Cuando vi por primera vez
esta fotografía de José Rodrigo, y que data de 1885, sentí como un lento
trallazo. Cómo me gustaría estar ahí y en esa época, vivir en esa casa a la
orilla de la acequia y a la sombra protectora de ese árbol que hunde sus raíces
bajo el lecho del agua. Literalmente experimenté la misma fantasía que sintió
Barthes al contemplar la foto antigua, hecha en España, de una ermita protegida por un
ciprés. Y como el autor francés, me pregunto qué significa este arrobo instantáneo
ante una imagen que consta de: un lugar que habitar – casa, ermita – y presencia
vigilante, altamente simbólica, de un árbol. ¿Querencia soñadora, arcano
destino, trasunto de la eternidad? Me imagino viviendo ahí por siempre. La pobreza
del lugar atesora, paradójicamente, su persistencia.
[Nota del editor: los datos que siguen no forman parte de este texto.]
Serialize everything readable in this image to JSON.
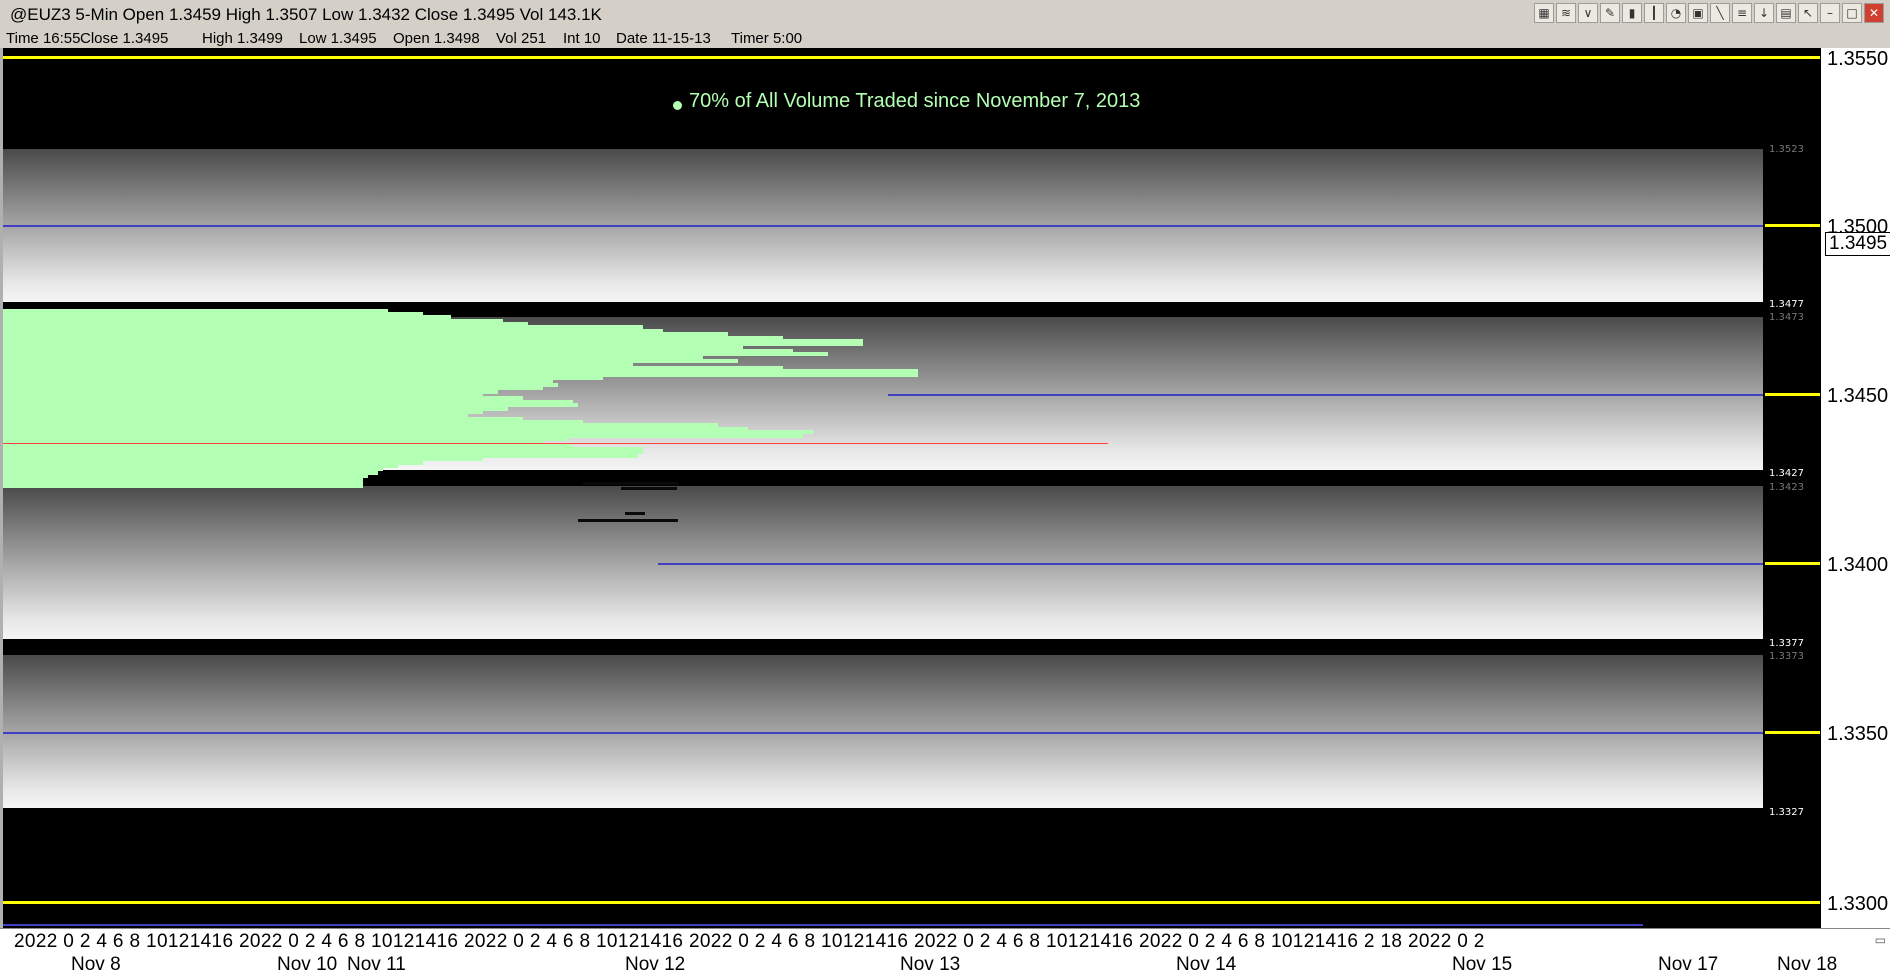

La casa casi en ruinas, me
arropa con su miseria, la masa deslizada de la piedra me protege en sus
interiores. La fragilidad de su construcción es engañosa pues ya ha vencido al
tiempo. El árbol y el curso del agua son dos conexiones vivas con la energía suprema.
Mientras el árbol me conecta con las alturas cósmicas, el agua irriga el lugar
y renueva la tierra y el ámbito que me acoge. Las eras pueden pasar que yo las
contemplaré tranquilo desde este humilde pero indestructible enclave.